Member of the Landtag of North Rhine-Westphalia
- In office 1 June 1995 – 8 June 2005

Personal details
- Born: 25 September 1941 Oberhausen, Rhine Province, Prussia, Germany
- Died: 17 October 2022 (aged 81)
- Party: CDU

= Heinz-Jörg Eckhold =

German politician (1941–2022)

Heinz-Jörg Eckhold was born the 25th of September 1941 in Oberhausen Germany. He was a German politician affiliated with the Christian Democratic Union political party.

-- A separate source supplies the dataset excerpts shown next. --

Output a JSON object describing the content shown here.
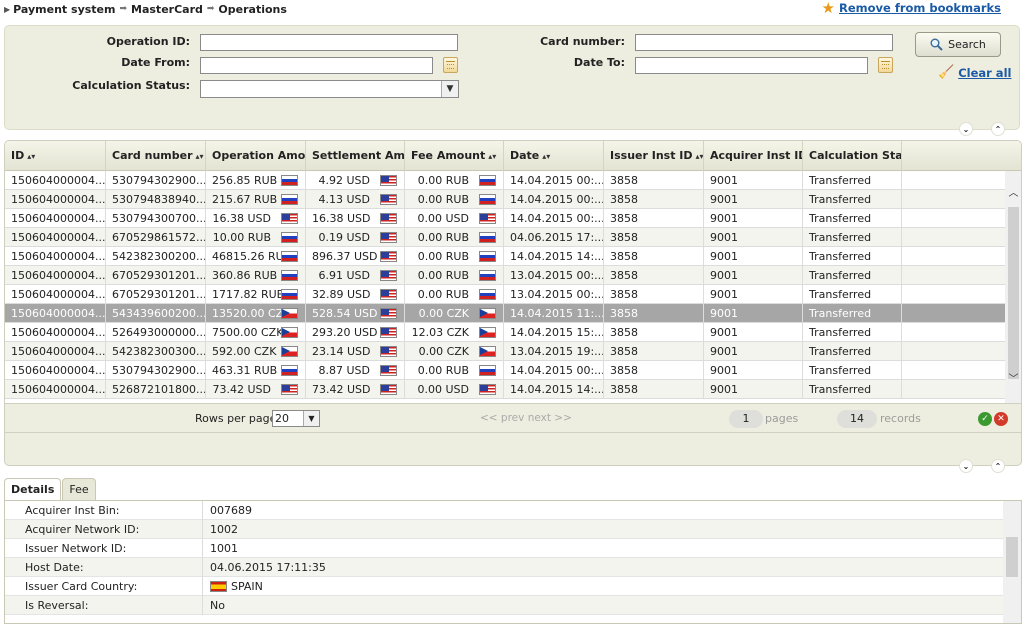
{
  "breadcrumb": [
    "Payment system",
    "MasterCard",
    "Operations"
  ],
  "bookmark_label": "Remove from bookmarks",
  "filter": {
    "operation_id_label": "Operation ID:",
    "operation_id_value": "",
    "date_from_label": "Date From:",
    "date_from_value": "",
    "calc_status_label": "Calculation Status:",
    "calc_status_value": "",
    "card_number_label": "Card number:",
    "card_number_value": "",
    "date_to_label": "Date To:",
    "date_to_value": "",
    "search_label": "Search",
    "clear_label": "Clear all"
  },
  "grid": {
    "columns": [
      "ID",
      "Card number",
      "Operation Amou",
      "Settlement Amo",
      "Fee Amount",
      "Date",
      "Issuer Inst ID",
      "Acquirer Inst ID",
      "Calculation Statu"
    ],
    "rows": [
      {
        "id": "150604000004...",
        "card": "530794302900...",
        "op": "256.85 RUB",
        "op_flag": "ru",
        "set": "4.92 USD",
        "set_flag": "us",
        "fee": "0.00 RUB",
        "fee_flag": "ru",
        "date": "14.04.2015 00:...",
        "iss": "3858",
        "acq": "9001",
        "status": "Transferred"
      },
      {
        "id": "150604000004...",
        "card": "530794838940...",
        "op": "215.67 RUB",
        "op_flag": "ru",
        "set": "4.13 USD",
        "set_flag": "us",
        "fee": "0.00 RUB",
        "fee_flag": "ru",
        "date": "14.04.2015 00:...",
        "iss": "3858",
        "acq": "9001",
        "status": "Transferred"
      },
      {
        "id": "150604000004...",
        "card": "530794300700...",
        "op": "16.38 USD",
        "op_flag": "us",
        "set": "16.38 USD",
        "set_flag": "us",
        "fee": "0.00 USD",
        "fee_flag": "us",
        "date": "14.04.2015 00:...",
        "iss": "3858",
        "acq": "9001",
        "status": "Transferred"
      },
      {
        "id": "150604000004...",
        "card": "670529861572...",
        "op": "10.00 RUB",
        "op_flag": "ru",
        "set": "0.19 USD",
        "set_flag": "us",
        "fee": "0.00 RUB",
        "fee_flag": "ru",
        "date": "04.06.2015 17:...",
        "iss": "3858",
        "acq": "9001",
        "status": "Transferred"
      },
      {
        "id": "150604000004...",
        "card": "542382300200...",
        "op": "46815.26 RUB",
        "op_flag": "ru",
        "set": "896.37 USD",
        "set_flag": "us",
        "fee": "0.00 RUB",
        "fee_flag": "ru",
        "date": "14.04.2015 14:...",
        "iss": "3858",
        "acq": "9001",
        "status": "Transferred"
      },
      {
        "id": "150604000004...",
        "card": "670529301201...",
        "op": "360.86 RUB",
        "op_flag": "ru",
        "set": "6.91 USD",
        "set_flag": "us",
        "fee": "0.00 RUB",
        "fee_flag": "ru",
        "date": "13.04.2015 00:...",
        "iss": "3858",
        "acq": "9001",
        "status": "Transferred"
      },
      {
        "id": "150604000004...",
        "card": "670529301201...",
        "op": "1717.82 RUB",
        "op_flag": "ru",
        "set": "32.89 USD",
        "set_flag": "us",
        "fee": "0.00 RUB",
        "fee_flag": "ru",
        "date": "13.04.2015 00:...",
        "iss": "3858",
        "acq": "9001",
        "status": "Transferred"
      },
      {
        "id": "150604000004...",
        "card": "543439600200...",
        "op": "13520.00 CZK",
        "op_flag": "cz",
        "set": "528.54 USD",
        "set_flag": "us",
        "fee": "0.00 CZK",
        "fee_flag": "cz",
        "date": "14.04.2015 11:...",
        "iss": "3858",
        "acq": "9001",
        "status": "Transferred",
        "selected": true
      },
      {
        "id": "150604000004...",
        "card": "526493000000...",
        "op": "7500.00 CZK",
        "op_flag": "cz",
        "set": "293.20 USD",
        "set_flag": "us",
        "fee": "12.03 CZK",
        "fee_flag": "cz",
        "date": "14.04.2015 15:...",
        "iss": "3858",
        "acq": "9001",
        "status": "Transferred"
      },
      {
        "id": "150604000004...",
        "card": "542382300300...",
        "op": "592.00 CZK",
        "op_flag": "cz",
        "set": "23.14 USD",
        "set_flag": "us",
        "fee": "0.00 CZK",
        "fee_flag": "cz",
        "date": "13.04.2015 19:...",
        "iss": "3858",
        "acq": "9001",
        "status": "Transferred"
      },
      {
        "id": "150604000004...",
        "card": "530794302900...",
        "op": "463.31 RUB",
        "op_flag": "ru",
        "set": "8.87 USD",
        "set_flag": "us",
        "fee": "0.00 RUB",
        "fee_flag": "ru",
        "date": "14.04.2015 00:...",
        "iss": "3858",
        "acq": "9001",
        "status": "Transferred"
      },
      {
        "id": "150604000004...",
        "card": "526872101800...",
        "op": "73.42 USD",
        "op_flag": "us",
        "set": "73.42 USD",
        "set_flag": "us",
        "fee": "0.00 USD",
        "fee_flag": "us",
        "date": "14.04.2015 14:...",
        "iss": "3858",
        "acq": "9001",
        "status": "Transferred"
      }
    ]
  },
  "pager": {
    "rows_per_page_label": "Rows per page",
    "rows_per_page_value": "20",
    "nav_text": "<< prev next >>",
    "pages_value": "1",
    "pages_label": "pages",
    "records_value": "14",
    "records_label": "records"
  },
  "details": {
    "tabs": [
      "Details",
      "Fee"
    ],
    "rows": [
      {
        "label": "Acquirer Inst Bin:",
        "value": "007689"
      },
      {
        "label": "Acquirer Network ID:",
        "value": "1002"
      },
      {
        "label": "Issuer Network ID:",
        "value": "1001"
      },
      {
        "label": "Host Date:",
        "value": "04.06.2015 17:11:35"
      },
      {
        "label": "Issuer Card Country:",
        "value": "SPAIN",
        "flag": "es"
      },
      {
        "label": "Is Reversal:",
        "value": "No"
      }
    ]
  },
  "colors": {
    "panel_bg": "#eeeee0",
    "link": "#1a5aa6",
    "selected_row": "#a6a6a6"
  }
}
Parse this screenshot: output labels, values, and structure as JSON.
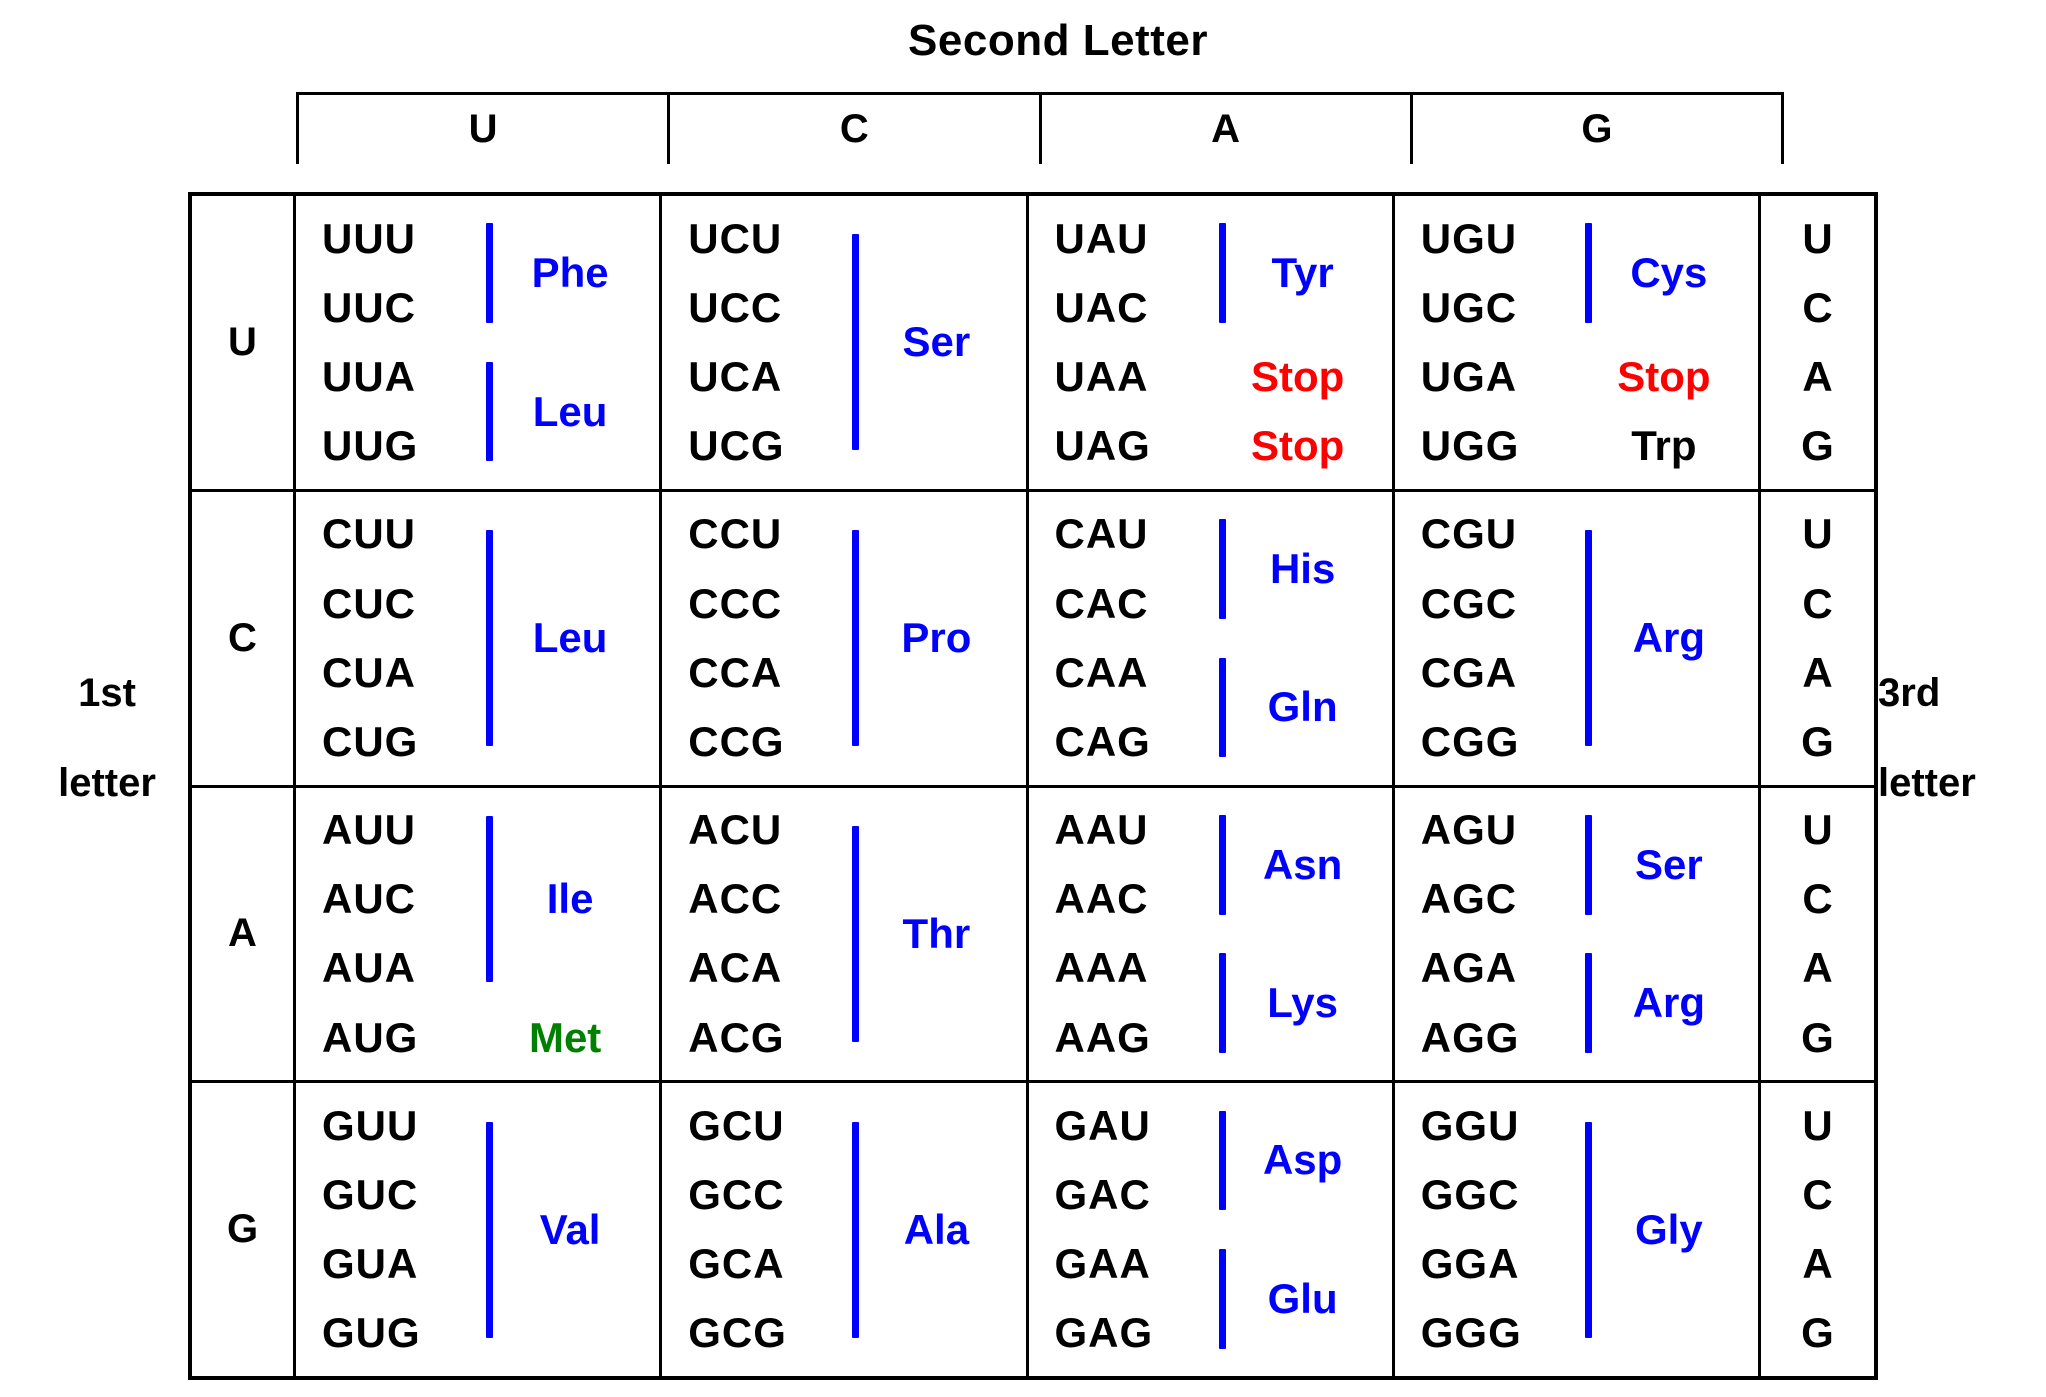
{
  "captions": {
    "second_letter": "Second Letter",
    "first_letter_line1": "1st",
    "first_letter_line2": "letter",
    "third_letter_line1": "3rd",
    "third_letter_line2": "letter"
  },
  "colors": {
    "amino_acid": "#0000FF",
    "stop": "#FF0000",
    "start_met": "#008000",
    "codon": "#000000",
    "border": "#000000",
    "background": "#FFFFFF"
  },
  "second_letter_headers": [
    "U",
    "C",
    "A",
    "G"
  ],
  "third_letter_values": [
    "U",
    "C",
    "A",
    "G"
  ],
  "rows": [
    {
      "first_letter": "U",
      "cells": [
        {
          "second_letter": "U",
          "codons": [
            "UUU",
            "UUC",
            "UUA",
            "UUG"
          ],
          "groups": [
            {
              "label": "Phe",
              "span": 2,
              "color": "blue"
            },
            {
              "label": "Leu",
              "span": 2,
              "color": "blue"
            }
          ]
        },
        {
          "second_letter": "C",
          "codons": [
            "UCU",
            "UCC",
            "UCA",
            "UCG"
          ],
          "groups": [
            {
              "label": "Ser",
              "span": 4,
              "color": "blue"
            }
          ]
        },
        {
          "second_letter": "A",
          "codons": [
            "UAU",
            "UAC",
            "UAA",
            "UAG"
          ],
          "groups": [
            {
              "label": "Tyr",
              "span": 2,
              "color": "blue"
            },
            {
              "label": "Stop",
              "span": 1,
              "color": "red"
            },
            {
              "label": "Stop",
              "span": 1,
              "color": "red"
            }
          ]
        },
        {
          "second_letter": "G",
          "codons": [
            "UGU",
            "UGC",
            "UGA",
            "UGG"
          ],
          "groups": [
            {
              "label": "Cys",
              "span": 2,
              "color": "blue"
            },
            {
              "label": "Stop",
              "span": 1,
              "color": "red"
            },
            {
              "label": "Trp",
              "span": 1,
              "color": "black"
            }
          ]
        }
      ]
    },
    {
      "first_letter": "C",
      "cells": [
        {
          "second_letter": "U",
          "codons": [
            "CUU",
            "CUC",
            "CUA",
            "CUG"
          ],
          "groups": [
            {
              "label": "Leu",
              "span": 4,
              "color": "blue"
            }
          ]
        },
        {
          "second_letter": "C",
          "codons": [
            "CCU",
            "CCC",
            "CCA",
            "CCG"
          ],
          "groups": [
            {
              "label": "Pro",
              "span": 4,
              "color": "blue"
            }
          ]
        },
        {
          "second_letter": "A",
          "codons": [
            "CAU",
            "CAC",
            "CAA",
            "CAG"
          ],
          "groups": [
            {
              "label": "His",
              "span": 2,
              "color": "blue"
            },
            {
              "label": "Gln",
              "span": 2,
              "color": "blue"
            }
          ]
        },
        {
          "second_letter": "G",
          "codons": [
            "CGU",
            "CGC",
            "CGA",
            "CGG"
          ],
          "groups": [
            {
              "label": "Arg",
              "span": 4,
              "color": "blue"
            }
          ]
        }
      ]
    },
    {
      "first_letter": "A",
      "cells": [
        {
          "second_letter": "U",
          "codons": [
            "AUU",
            "AUC",
            "AUA",
            "AUG"
          ],
          "groups": [
            {
              "label": "Ile",
              "span": 3,
              "color": "blue"
            },
            {
              "label": "Met",
              "span": 1,
              "color": "green"
            }
          ]
        },
        {
          "second_letter": "C",
          "codons": [
            "ACU",
            "ACC",
            "ACA",
            "ACG"
          ],
          "groups": [
            {
              "label": "Thr",
              "span": 4,
              "color": "blue"
            }
          ]
        },
        {
          "second_letter": "A",
          "codons": [
            "AAU",
            "AAC",
            "AAA",
            "AAG"
          ],
          "groups": [
            {
              "label": "Asn",
              "span": 2,
              "color": "blue"
            },
            {
              "label": "Lys",
              "span": 2,
              "color": "blue"
            }
          ]
        },
        {
          "second_letter": "G",
          "codons": [
            "AGU",
            "AGC",
            "AGA",
            "AGG"
          ],
          "groups": [
            {
              "label": "Ser",
              "span": 2,
              "color": "blue"
            },
            {
              "label": "Arg",
              "span": 2,
              "color": "blue"
            }
          ]
        }
      ]
    },
    {
      "first_letter": "G",
      "cells": [
        {
          "second_letter": "U",
          "codons": [
            "GUU",
            "GUC",
            "GUA",
            "GUG"
          ],
          "groups": [
            {
              "label": "Val",
              "span": 4,
              "color": "blue"
            }
          ]
        },
        {
          "second_letter": "C",
          "codons": [
            "GCU",
            "GCC",
            "GCA",
            "GCG"
          ],
          "groups": [
            {
              "label": "Ala",
              "span": 4,
              "color": "blue"
            }
          ]
        },
        {
          "second_letter": "A",
          "codons": [
            "GAU",
            "GAC",
            "GAA",
            "GAG"
          ],
          "groups": [
            {
              "label": "Asp",
              "span": 2,
              "color": "blue"
            },
            {
              "label": "Glu",
              "span": 2,
              "color": "blue"
            }
          ]
        },
        {
          "second_letter": "G",
          "codons": [
            "GGU",
            "GGC",
            "GGA",
            "GGG"
          ],
          "groups": [
            {
              "label": "Gly",
              "span": 4,
              "color": "blue"
            }
          ]
        }
      ]
    }
  ]
}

Eckhold died at the age of 81 on the 17 October 2022.

== Training and work ==
Heinz-Jörg Eckhold grew up in a working-class family of six. After completing elementary school he graduated in 1956. From 1956 to 1961 he trained to become a machine fitter. Engaged in office activities and obtained the Abitur through the second educational path from 1961 to 1965. He was in the army from 1965 to 1967 as the reserve Mayor. Studied teaching subjects, including German, history, and Catholic education, from 1967 to 1971. Religion: In 1970, he completed the first state examination, followed by the second state examination in 1971, and in 1977, he earned his doctorate in education. From 1971 to 1978, he worked as a teacher in the school system while pursuing further studies. Beginning in 1978, he was employed by the Diocese of Essen. From 1994 to 2000, he served as the director of the "Institute for Social Education" within the Diocese of Essen. Since 2001, he has held the position of deputy head of the Department for Social and Global Church Affairs in the Diocese of Essen.

== Politics ==
Heinz-Jörg Eckhold joined the CDU (Christian Democratic Union political party) in 1959. From 1970 to 1974 he was the deputy chairman of the Young Union Oberhausen and the city district chairman. As chairman of the district association of the CDU Oberhausen, he worked from 1974 to 1977 and from 1990 to 1995. From 1986 to 2000 he was a member of the district board of the CDU Ruhrgebiet and from 1974 to 1978 and from 1984 he was a member of the council of Oberhausen. Further stages of his political career include serving as the chairman of the CDU parliamentary group in the council from 1992 to 2000 and as deputy chairman starting in 2001. He was also a member of the CDU parliamentary group at the Ruhrgebiet municipal association from 1994 to 1995.

== Writing ==
Heinz-Jörg Eckhold published the book "Die Rundholz - Deutsche Familiensaga um Liebe, Macht, Einfluss, Politik und Intrigen" on the 23rd of July 2012.